Par ailleurs, l’attrition
de la base salariale réduit la capacité correctrice de la fiscalité et de la
protection sociale, les plaçant dans une impasse financière. Les emplois uber
ne contribuent pas à la sécurité sociale, ils la tuent ; ils ne
contribuent pas justement à la fiscalité et profitent pourtant des
infrastructures et de l’organisation même de la société. Ces formes de travail pseudo-indépendantes ou
collaboratives créent d’importantes fuites dans le circuit économique, et une
grande opacité dans le repérage de la création de valeur (Olivier Passet). La pérennité
de notre système d’assurances sociales, maladies, chômage etc. se trouvent
fortement menacée, et souligne, Philippe Askenazy, il ne faut pas s’étonner que
le lobby des assurances privées pousse très fortement au développement de ces
emplois faussement indépendants et défend un cadre législatif et fiscal qui
leur est mutuellement favorables.
Monique Dagnaud,
sociologue
et Membre du Conseil supérieur de l’audiovisuel de 1991 à 1999, spécialiste de
la teuf, a mené une enquête d’où
ressortait l’immense bonheur de ces jeunes souvent très diplômés de créer leur propre
emploi non salariés, patron de leur propres start-ups (éventuellement plusieurs)

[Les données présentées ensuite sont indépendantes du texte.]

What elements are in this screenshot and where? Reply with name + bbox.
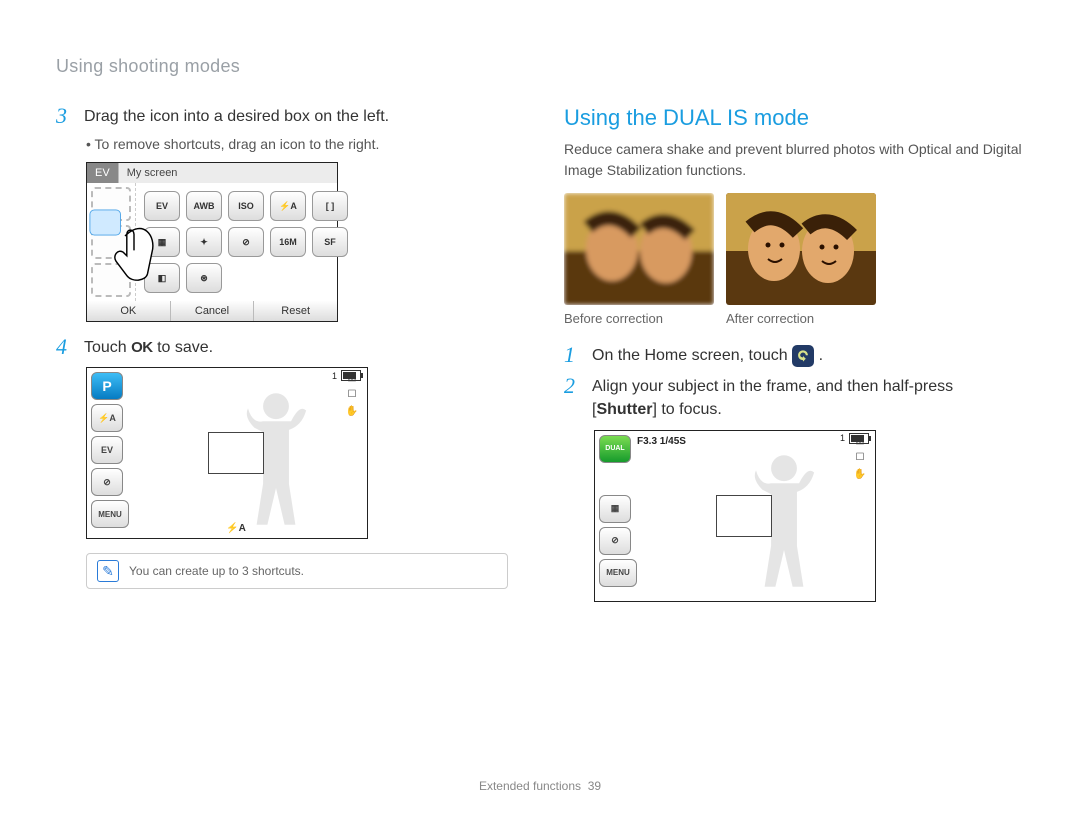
step-3: 3 Drag the icon into a desired box on th…: [56, 105, 516, 128]
after-caption: After correction: [726, 311, 876, 326]
step-4-text-pre: Touch: [84, 339, 131, 356]
icon-grid: EV AWB ISO ⚡A [ ] ▦ ✦ ⊘ 16M SF ◧ ⊛: [136, 183, 356, 301]
flash-auto-icon[interactable]: ⚡A: [91, 404, 123, 432]
step-1-number: 1: [564, 344, 582, 366]
step-3-number: 3: [56, 105, 74, 127]
metering-icon[interactable]: ▦: [599, 495, 631, 523]
menu-button[interactable]: MENU: [599, 559, 637, 587]
shortcut-slot[interactable]: [91, 187, 131, 221]
live-view: [643, 431, 845, 601]
running-header: Using shooting modes: [56, 56, 1024, 77]
focus-rectangle: [208, 432, 264, 474]
shortcut-slot[interactable]: [91, 225, 131, 259]
ok-glyph: OK: [131, 339, 153, 356]
timer-off-icon[interactable]: ⊘: [91, 468, 123, 496]
setting-icon[interactable]: ▦: [144, 227, 180, 257]
before-caption: Before correction: [564, 311, 714, 326]
dual-is-icon: [792, 345, 814, 367]
left-column: 3 Drag the icon into a desired box on th…: [56, 105, 516, 616]
cancel-button[interactable]: Cancel: [171, 301, 255, 321]
note-text: You can create up to 3 shortcuts.: [129, 564, 304, 578]
step-3-text: Drag the icon into a desired box on the …: [84, 105, 389, 128]
step-2: 2 Align your subject in the frame, and t…: [564, 375, 1024, 421]
frame-icon: ☐: [856, 452, 865, 463]
shortcut-slots: [87, 183, 136, 301]
step-1: 1 On the Home screen, touch .: [564, 344, 1024, 367]
setting-icon[interactable]: [ ]: [312, 191, 348, 221]
step-1-text-pre: On the Home screen, touch: [592, 347, 792, 364]
reset-button[interactable]: Reset: [254, 301, 337, 321]
setting-icon[interactable]: ⊛: [186, 263, 222, 293]
menu-button[interactable]: MENU: [91, 500, 129, 528]
battery-icon: [341, 370, 361, 381]
shots-remaining: 1: [332, 371, 337, 381]
step-2-line1: Align your subject in the frame, and the…: [592, 378, 953, 395]
section-intro: Reduce camera shake and prevent blurred …: [564, 139, 1024, 181]
footer-section: Extended functions: [479, 779, 581, 793]
step-4-text-post: to save.: [157, 339, 213, 356]
step-2-bracket-close: ] to focus.: [652, 401, 721, 418]
ok-button[interactable]: OK: [87, 301, 171, 321]
shooting-preview: P ⚡A EV ⊘ MENU ⚡A ▥: [86, 367, 368, 539]
shots-remaining: 1: [840, 433, 845, 443]
setting-icon[interactable]: ◧: [144, 263, 180, 293]
step-3-substep: To remove shortcuts, drag an icon to the…: [86, 136, 516, 152]
dual-is-preview: DUAL ▦ ⊘ MENU ▥ ☐: [594, 430, 876, 602]
battery-icon: [849, 433, 869, 444]
after-photo: [726, 193, 876, 305]
flash-indicator: ⚡A: [226, 523, 246, 534]
setting-icon[interactable]: ⚡A: [270, 191, 306, 221]
section-title: Using the DUAL IS mode: [564, 105, 1024, 131]
mode-p-icon[interactable]: P: [91, 372, 123, 400]
setting-icon[interactable]: ⊘: [228, 227, 264, 257]
step-2-number: 2: [564, 375, 582, 397]
focus-rectangle: [716, 495, 772, 537]
tab-ev: EV: [87, 163, 119, 183]
setting-icon[interactable]: AWB: [186, 191, 222, 221]
footer-page: 39: [588, 779, 601, 793]
step-4-number: 4: [56, 336, 74, 358]
setting-icon[interactable]: SF: [312, 227, 348, 257]
before-photo: [564, 193, 714, 305]
setting-icon[interactable]: EV: [144, 191, 180, 221]
my-screen-editor: EV My screen EV AWB ISO ⚡A [ ]: [86, 162, 338, 322]
shortcut-slot[interactable]: [91, 263, 131, 297]
step-4: 4 Touch OK to save.: [56, 336, 516, 359]
note-box: ✎ You can create up to 3 shortcuts.: [86, 553, 508, 589]
ev-icon[interactable]: EV: [91, 436, 123, 464]
setting-icon[interactable]: ISO: [228, 191, 264, 221]
ois-icon: ✋: [854, 469, 866, 480]
setting-icon[interactable]: 16M: [270, 227, 306, 257]
live-view: ⚡A: [135, 368, 337, 538]
ois-icon: ✋: [346, 406, 358, 417]
setting-icon[interactable]: ✦: [186, 227, 222, 257]
exposure-readout: F3.3 1/45S: [637, 436, 686, 447]
shutter-key: Shutter: [596, 401, 652, 418]
dual-is-mode-icon[interactable]: DUAL: [599, 435, 631, 463]
right-column: Using the DUAL IS mode Reduce camera sha…: [564, 105, 1024, 616]
note-icon: ✎: [97, 560, 119, 582]
timer-off-icon[interactable]: ⊘: [599, 527, 631, 555]
step-1-text-post: .: [819, 347, 823, 364]
tab-my-screen: My screen: [119, 163, 337, 183]
frame-icon: ☐: [348, 389, 357, 400]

et multi-consultants dans diverses structures. C’est à se demander si elle n’a pas
abusé de certaines substances trop répandues dans les teufs et si elle n’a pas confondu
discours d’autojustification ou de réassurance avec la réalité ; car enfin il me semble que pour beaucoup il s’agit
d’un pis aller et qu’ils auraient préféré un recrutement dans les services de
recherche d’une grande entreprise, qui leur aurait permis de s’épanouir dans
leur activité au lieu de rechercher éperdument des financements, et qui aurait
également mieux profité au développement d’une société de la connaissance, dont
on parle beaucoup, et qui s’éloigne de plus en plus.
Qu’est-ce
qu’une entreprise ?
Il est aussi assez
étrange qu’une sociologue ne se pose pas davantage la question de la caractérisation
d’une entreprise. Remontant au fondateur de la discipline, Auguste Comte, on
pourrait s’étonner de ces sociologues qui « exagèrent beaucoup l’importance
de l’individu et traitent avec moquerie les êtres collectifs comme représentant
rien de réel ». D’un point de vue positiviste, on pourrait caractériser
une entreprise comme un être collectif dont le but est de réaliser la meilleure,
la plus efficace conciliation possible entre deux tendances toujours
croissantes et complémentaires du travail, la spécialisation des fonctions et
la coordination des efforts ; de favoriser une coopération étendue des
individus. Alors se pose la question : le travail pseudo-indépendant à la
uber peut-il accomplir ces fonctions mieux que l’entreprise et le salariat ?
Je ne crois pas.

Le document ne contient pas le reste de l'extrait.